Bolton faces 18 felony charges, including 10 counts of unlawful retention of national defense information stemming from his tenure as White House national security adviser during President Trump’s first term. He is also charged with eight counts of transmitting national defense information.
Bolton appeared at a Maryland courthouse on Friday, where he was expected to surrender and enter a plea of not guilty, Just the News reported.
“I have become the latest target in weaponizing the Justice Department to charge those [Trump] deems to be his enemies with charges that were declined before or distort the facts,” Bolton said in a statement.
In 2020, the Justice Department filed a civil lawsuit against Bolton over his memoir, “The Room Where It Happened,” alleging he violated his contract by publishing the book without completing a required pre-publication review for classified material.
The department later opened a criminal investigation to determine whether Bolton had revealed classified information in the memoir.
The Biden DOJ closed that investigation in 2021. “This is a complete vindication,” Bolton told Axios at the time. “They’re just giving up.”
The federal judge who oversaw the case allowed Bolton to move forward with publishing his book, but ruled that he “likely published classified materials” and “exposed his country to harm and himself to civil (and potentially criminal) liability.”
Bolton, in response to the grand jury indictment, also mentioned the Trump administration’s previous attempts to block the publication of the book. He said the book was “reviewed and approved by the appropriate, experienced career clearance officials.”
According to the indictment, a representative for Bolton informed the FBI in July 2021 that one of his personal accounts had allegedly been hacked by Iran.
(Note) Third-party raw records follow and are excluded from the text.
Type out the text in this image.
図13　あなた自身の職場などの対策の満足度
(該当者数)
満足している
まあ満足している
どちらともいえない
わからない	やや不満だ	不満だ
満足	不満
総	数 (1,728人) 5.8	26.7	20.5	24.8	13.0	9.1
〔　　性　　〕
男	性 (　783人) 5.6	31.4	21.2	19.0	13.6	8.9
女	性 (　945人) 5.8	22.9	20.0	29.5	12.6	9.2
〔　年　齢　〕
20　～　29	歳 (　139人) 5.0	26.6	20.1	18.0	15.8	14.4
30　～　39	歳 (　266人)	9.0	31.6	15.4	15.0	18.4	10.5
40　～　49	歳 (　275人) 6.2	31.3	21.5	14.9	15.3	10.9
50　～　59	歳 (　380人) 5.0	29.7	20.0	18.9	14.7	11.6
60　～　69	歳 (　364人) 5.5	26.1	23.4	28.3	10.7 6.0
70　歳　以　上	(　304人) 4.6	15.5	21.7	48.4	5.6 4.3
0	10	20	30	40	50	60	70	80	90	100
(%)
However, the representative did not indicate that the hackers had accessed classified information or that Bolton had shared any government secrets through the account.
Bolton said the FBI was “made fully aware” of the hack, noting that “in four years of the prior administration, after these reviews, no charges were ever filed.”
“These charges are not just about [Trump’s] focus on me or my diaries, but his intensive effort to intimidate his opponents, to ensure that he alone determines what is said about his conduct,” Bolton said. “Dissent and disagreement are foundational to America’s constitutional system, and vitally important to our freedom.
“I look forward to the fight to defend my lawful conduct and to expose his abuse of power,” he added.
According to the indictment, Bolton faces eight counts of transmitting National Defense Information and ten counts of unlawfully retaining National Defense Information.
“From on or about April 9, 2018, through at least on or about August 22, 2025, BOLTON abused his position as National Security Advisor by sharing more than a thousand pages of information about his day-to-day activities as the National Security Advisor—including information relating to the national defense which was classified up to the TOP SECRET/SCI level—with two unauthorized individuals, namely Individuals 1 and 2,” the indictment reads.
“BOLTON also unlawfully retained documents, writings, and notes relating to the national defense, including information classified up to the TOP SECRET/SCI level, in his home in Montgomery County, Maryland,” it adds.
The documents Bolton allegedly transmitted were sent to two individuals unauthorized to view classified information, according to the DOJ.
The documents Bolton allegedly retained contained highly sensitive national security information, according to the indictment, per Fox News. One document detailed intelligence about a planned attack by a hostile group abroad, while another described intelligence shared by foreign partners with the U.S. intelligence community.
Additional materials reportedly included information on an adversary’s planned missile launch, a covert U.S. operation in a foreign country, and the methods used to gather human intelligence, said Fox.